Skyhunter said:
So you are suggesting that by some mechanism, the ocean releases carbon and then reabsorbs it in a very short time.
The pet idea is this:
Every once and a while oceanic methane hydrate enters unstable conditions, with either water pressure dropping (tectonic uprising) or more like changing ocean currents bringing too warm water over the clathrate field.
If such an event is more massive and more prolongued then in the bubble stream the water is also forced up. You can observe that in the aquarium. This deeper water contains much more CO2 than the surface waters, it is brought there by putrifying of sinking biologic remains as bystander kindly pointed out.
Now as this water is forced up, the pressure drops and just like opening the soda bottle, the CO2 is forced out of solution, entering the atmosphere. That's how you can get a sudden CO2 spike. When this process stops, obviously the CO2 will drop again, readsorpted in the ocean and other sinks, until the original equilibrium has been restored. I'm a bit amazed how quick that went in those two events but there was an unbalance. Anyway, the models may need new parameters.
What does that have to do with AGW, and how is it relevant to this thread?
Those CO2 spikes were in the order of magnitude comparable to the termination of the glacial periods. Yet there was no 5-10-15 degrees of warming. Perhaps half a degree at best, looking at the global warming data. But this may have had another cause. As cold seawater in that hydrate event spreads over the ocean surface and pushes the original warmer surface waters to unusual places, the normal weather patterns will be disturbed; think of El Nino.

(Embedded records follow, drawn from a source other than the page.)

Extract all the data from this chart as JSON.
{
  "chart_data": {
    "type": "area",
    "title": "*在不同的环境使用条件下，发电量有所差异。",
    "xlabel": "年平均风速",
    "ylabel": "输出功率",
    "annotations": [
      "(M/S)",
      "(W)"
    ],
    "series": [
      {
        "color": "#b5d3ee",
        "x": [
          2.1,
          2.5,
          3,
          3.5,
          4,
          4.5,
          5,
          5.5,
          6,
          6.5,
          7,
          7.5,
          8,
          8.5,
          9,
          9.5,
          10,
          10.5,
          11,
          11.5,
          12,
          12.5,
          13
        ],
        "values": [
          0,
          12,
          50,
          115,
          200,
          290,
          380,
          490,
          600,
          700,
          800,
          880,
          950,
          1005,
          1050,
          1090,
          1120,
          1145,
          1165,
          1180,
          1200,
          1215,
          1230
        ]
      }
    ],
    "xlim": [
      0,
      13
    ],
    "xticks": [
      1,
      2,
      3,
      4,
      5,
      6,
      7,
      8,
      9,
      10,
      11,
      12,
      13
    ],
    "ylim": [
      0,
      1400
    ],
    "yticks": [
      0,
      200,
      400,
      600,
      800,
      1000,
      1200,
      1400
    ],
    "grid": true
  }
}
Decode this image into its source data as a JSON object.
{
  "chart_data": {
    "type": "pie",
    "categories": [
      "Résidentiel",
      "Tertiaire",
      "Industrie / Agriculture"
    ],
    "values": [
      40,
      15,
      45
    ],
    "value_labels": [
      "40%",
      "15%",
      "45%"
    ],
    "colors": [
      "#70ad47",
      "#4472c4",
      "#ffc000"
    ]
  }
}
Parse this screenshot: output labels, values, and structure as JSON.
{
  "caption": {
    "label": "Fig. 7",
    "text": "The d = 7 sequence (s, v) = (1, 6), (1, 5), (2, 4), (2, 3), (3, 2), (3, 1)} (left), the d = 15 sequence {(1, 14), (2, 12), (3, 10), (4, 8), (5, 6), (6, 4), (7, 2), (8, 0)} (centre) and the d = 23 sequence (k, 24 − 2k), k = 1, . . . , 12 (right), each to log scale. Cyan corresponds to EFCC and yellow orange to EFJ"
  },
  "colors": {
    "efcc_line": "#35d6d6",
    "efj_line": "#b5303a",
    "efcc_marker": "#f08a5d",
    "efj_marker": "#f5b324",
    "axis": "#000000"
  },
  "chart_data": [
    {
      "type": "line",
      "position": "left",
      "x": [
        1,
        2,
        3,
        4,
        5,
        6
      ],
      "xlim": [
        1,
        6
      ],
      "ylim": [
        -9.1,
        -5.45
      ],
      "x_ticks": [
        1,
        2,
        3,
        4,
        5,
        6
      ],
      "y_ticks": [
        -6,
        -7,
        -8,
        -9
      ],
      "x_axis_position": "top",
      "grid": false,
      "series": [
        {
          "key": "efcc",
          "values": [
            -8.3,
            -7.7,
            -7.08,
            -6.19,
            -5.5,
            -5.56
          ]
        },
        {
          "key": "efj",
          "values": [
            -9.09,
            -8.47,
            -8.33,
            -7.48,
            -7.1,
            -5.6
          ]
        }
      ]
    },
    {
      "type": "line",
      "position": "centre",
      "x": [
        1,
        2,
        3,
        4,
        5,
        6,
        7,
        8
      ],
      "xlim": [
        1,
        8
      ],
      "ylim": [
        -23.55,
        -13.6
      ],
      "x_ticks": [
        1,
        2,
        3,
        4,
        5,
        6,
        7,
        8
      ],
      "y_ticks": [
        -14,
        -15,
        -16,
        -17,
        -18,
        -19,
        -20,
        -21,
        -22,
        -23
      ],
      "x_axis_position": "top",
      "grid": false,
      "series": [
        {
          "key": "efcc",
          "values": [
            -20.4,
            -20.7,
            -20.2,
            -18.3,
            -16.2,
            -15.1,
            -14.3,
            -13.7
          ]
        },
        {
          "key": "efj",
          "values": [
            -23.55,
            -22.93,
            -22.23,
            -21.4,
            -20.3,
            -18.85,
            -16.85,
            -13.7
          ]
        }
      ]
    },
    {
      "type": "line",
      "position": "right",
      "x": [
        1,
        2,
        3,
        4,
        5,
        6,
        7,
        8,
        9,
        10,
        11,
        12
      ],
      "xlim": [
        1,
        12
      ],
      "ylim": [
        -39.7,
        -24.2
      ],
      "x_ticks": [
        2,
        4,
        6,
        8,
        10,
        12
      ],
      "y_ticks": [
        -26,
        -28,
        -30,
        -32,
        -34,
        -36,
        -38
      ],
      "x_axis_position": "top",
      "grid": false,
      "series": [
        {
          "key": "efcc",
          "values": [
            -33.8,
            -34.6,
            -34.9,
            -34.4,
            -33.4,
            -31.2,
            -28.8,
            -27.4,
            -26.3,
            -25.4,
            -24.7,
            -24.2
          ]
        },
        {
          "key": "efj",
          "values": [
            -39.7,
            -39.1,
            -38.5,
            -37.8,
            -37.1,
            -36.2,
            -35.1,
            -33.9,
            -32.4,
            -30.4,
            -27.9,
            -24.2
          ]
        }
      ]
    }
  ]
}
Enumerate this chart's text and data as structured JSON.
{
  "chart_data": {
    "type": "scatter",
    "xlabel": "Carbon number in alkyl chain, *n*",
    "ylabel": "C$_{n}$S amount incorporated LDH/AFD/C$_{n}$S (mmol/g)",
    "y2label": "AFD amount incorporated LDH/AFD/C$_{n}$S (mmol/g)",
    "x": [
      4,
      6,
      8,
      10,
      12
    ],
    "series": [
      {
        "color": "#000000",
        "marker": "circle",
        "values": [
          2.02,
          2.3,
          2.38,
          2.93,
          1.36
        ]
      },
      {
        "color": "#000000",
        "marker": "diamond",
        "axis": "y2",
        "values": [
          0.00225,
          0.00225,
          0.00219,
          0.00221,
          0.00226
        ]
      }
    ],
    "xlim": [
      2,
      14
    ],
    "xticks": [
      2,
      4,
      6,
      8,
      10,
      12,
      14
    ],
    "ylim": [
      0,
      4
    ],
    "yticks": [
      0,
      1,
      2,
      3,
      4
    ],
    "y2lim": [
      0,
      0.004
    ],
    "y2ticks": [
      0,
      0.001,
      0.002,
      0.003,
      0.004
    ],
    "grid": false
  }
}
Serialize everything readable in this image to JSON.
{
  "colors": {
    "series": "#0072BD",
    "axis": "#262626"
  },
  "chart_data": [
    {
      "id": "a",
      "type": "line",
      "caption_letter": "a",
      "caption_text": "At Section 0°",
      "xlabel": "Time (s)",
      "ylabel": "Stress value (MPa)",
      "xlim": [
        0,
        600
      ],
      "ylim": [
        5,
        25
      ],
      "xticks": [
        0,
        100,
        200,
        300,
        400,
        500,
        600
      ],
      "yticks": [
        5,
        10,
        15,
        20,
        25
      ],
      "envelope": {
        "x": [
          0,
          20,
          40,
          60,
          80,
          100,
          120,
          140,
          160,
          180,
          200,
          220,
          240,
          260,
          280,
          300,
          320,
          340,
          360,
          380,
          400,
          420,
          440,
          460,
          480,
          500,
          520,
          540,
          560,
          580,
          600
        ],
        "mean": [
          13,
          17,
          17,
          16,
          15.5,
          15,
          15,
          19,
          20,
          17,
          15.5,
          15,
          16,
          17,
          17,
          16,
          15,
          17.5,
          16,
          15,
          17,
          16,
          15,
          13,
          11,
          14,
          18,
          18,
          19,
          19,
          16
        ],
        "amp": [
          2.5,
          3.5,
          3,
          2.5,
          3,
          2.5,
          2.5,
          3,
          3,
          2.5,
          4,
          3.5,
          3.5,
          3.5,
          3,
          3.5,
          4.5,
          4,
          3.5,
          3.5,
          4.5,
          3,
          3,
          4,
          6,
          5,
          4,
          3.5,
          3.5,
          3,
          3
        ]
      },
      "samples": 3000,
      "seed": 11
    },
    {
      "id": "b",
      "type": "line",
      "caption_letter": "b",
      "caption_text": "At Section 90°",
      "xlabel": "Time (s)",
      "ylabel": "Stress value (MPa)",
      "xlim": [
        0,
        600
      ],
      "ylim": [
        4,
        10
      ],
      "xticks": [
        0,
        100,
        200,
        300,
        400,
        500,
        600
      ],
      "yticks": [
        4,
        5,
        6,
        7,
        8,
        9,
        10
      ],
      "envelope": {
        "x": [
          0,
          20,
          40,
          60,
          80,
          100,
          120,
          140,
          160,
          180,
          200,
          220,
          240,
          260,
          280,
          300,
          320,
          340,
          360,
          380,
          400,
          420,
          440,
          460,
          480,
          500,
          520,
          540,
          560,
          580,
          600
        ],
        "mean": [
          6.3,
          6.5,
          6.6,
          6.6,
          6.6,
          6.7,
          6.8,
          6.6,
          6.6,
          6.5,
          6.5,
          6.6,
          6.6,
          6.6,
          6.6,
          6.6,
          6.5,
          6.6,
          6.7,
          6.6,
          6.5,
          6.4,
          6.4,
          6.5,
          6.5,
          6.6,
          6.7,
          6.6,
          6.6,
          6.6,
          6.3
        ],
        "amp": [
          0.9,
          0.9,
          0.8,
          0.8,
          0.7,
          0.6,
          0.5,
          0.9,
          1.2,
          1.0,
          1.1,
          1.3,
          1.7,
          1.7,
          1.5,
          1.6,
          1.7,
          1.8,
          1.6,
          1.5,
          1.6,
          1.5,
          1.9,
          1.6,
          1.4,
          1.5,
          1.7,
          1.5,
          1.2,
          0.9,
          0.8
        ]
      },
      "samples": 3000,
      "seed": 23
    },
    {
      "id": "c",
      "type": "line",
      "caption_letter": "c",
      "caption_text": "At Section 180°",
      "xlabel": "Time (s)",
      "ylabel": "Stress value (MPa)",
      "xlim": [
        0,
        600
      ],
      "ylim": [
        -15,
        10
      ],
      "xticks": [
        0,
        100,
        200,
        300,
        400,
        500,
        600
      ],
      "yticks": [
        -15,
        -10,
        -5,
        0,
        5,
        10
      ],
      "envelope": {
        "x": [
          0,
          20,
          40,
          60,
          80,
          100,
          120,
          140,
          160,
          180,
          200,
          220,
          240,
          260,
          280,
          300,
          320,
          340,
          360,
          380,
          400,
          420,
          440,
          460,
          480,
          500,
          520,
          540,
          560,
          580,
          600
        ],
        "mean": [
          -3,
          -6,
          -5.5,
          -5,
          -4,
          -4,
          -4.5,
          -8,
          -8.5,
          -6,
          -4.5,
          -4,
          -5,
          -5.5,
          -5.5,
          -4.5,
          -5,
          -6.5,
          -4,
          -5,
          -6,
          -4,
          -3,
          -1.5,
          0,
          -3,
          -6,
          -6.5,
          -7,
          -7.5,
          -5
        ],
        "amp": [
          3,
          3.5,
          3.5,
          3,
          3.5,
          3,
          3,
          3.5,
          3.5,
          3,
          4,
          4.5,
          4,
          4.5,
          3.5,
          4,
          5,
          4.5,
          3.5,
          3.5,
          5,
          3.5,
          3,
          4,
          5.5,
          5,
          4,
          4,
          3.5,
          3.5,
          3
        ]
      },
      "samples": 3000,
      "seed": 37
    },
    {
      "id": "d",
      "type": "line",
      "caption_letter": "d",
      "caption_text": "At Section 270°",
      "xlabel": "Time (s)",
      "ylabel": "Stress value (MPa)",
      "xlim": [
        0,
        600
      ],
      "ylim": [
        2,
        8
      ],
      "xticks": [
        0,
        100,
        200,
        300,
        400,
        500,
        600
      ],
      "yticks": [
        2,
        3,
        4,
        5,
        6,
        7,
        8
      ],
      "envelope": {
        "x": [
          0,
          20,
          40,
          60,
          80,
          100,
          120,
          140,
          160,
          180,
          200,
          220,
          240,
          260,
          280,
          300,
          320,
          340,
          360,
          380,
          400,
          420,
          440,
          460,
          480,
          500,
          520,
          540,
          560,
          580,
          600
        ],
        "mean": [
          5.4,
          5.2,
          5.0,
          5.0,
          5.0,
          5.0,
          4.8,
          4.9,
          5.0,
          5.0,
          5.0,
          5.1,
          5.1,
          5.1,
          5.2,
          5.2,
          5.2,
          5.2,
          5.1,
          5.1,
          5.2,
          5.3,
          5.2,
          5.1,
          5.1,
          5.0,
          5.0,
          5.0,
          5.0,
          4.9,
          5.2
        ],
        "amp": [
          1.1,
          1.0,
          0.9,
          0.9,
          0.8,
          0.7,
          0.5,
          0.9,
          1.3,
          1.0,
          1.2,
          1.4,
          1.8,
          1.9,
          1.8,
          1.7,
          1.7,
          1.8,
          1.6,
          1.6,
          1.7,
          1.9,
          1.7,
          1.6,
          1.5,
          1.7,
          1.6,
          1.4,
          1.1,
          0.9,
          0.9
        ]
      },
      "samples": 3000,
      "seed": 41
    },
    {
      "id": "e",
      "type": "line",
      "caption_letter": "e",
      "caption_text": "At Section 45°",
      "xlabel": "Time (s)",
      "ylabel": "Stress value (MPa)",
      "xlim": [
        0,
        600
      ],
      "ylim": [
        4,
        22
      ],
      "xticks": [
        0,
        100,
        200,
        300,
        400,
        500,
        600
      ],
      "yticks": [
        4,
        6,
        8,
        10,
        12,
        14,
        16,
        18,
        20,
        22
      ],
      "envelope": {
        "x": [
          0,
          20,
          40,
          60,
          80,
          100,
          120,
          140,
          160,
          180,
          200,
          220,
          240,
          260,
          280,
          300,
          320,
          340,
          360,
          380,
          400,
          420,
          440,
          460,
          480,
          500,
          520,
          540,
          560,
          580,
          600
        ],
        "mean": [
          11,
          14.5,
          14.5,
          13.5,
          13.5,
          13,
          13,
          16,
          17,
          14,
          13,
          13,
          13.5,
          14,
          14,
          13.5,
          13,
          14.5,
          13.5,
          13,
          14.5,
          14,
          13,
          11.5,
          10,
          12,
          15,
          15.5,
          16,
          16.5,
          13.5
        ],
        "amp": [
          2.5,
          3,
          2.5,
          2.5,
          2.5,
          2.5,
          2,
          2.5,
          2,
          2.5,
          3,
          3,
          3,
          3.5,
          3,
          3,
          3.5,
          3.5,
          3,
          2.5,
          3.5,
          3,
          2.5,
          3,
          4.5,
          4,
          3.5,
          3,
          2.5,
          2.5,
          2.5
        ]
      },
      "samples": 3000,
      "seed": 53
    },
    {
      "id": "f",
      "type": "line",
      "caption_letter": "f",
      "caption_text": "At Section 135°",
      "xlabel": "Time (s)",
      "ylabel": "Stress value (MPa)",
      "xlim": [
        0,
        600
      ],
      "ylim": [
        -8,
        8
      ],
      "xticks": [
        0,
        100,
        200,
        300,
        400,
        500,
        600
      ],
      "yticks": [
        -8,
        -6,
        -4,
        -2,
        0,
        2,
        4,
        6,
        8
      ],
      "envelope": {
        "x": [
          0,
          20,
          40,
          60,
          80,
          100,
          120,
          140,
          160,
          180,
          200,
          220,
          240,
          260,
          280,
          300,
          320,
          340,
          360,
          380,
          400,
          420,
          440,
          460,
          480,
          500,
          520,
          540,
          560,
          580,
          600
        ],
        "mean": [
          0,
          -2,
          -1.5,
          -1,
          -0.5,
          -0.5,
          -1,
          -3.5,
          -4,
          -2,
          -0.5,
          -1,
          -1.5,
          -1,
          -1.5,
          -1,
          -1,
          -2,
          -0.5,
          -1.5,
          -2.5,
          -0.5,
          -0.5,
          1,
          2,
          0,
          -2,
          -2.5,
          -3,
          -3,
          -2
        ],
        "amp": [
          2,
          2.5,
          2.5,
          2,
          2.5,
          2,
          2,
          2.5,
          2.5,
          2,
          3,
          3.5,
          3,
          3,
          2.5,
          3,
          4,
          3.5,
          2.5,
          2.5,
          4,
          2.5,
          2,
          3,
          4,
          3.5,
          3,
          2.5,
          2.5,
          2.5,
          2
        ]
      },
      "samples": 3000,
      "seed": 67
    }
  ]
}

Consequently, since nothing serious happened, it proves that climate is much more stable than assumed and there will be little or no climate change due to CO2 spikes
Has there been such an event recently?
http://www.ukweatherworld.co.uk/forum/forums/thread-view.asp?tid=3254&posts=13 is such an event on a small scale.
Are you suggesting that the increase in CO2 in recent years is natural , and not the result of a significant anthropogenic contribution?
No, obviously, there has been a steady increase in the antropogenic CO2 emission added to the carbon cycle causing an unbalance unlike the spikes of the hydrate event. But in terms of climate this looks to be meaningless.
Why don't we move past this and onto the broader discussion about what can be done about it. As Evo posted earlier, ill thought out solutions can create unintended consequences.
Wise words and spot on. The world problems in two sentences: climate and indefinately sustainable energy. Both suggest a termination of fossil fuel use.
The first seems most acute and appears to call for immediate and strong action, which may result in maximum conversion attemps to natural renewable energy sources. However this could give a negative outcome, when the complete life cycle costs of those renewables exceeds the energy production. That would be surely ill thought out solutions creating unintended consequences.
But climate isn't an acute problem at all. The deadlines may or may not be set by peak oil or something giving us time to avoid ill thought out solutions.
Even if that time is shorter than we think, we cannot hold climate hostage for doing the right thing for the wrong course. Science should be based on finding the truth, not on supporting politics with convenient global warming theories.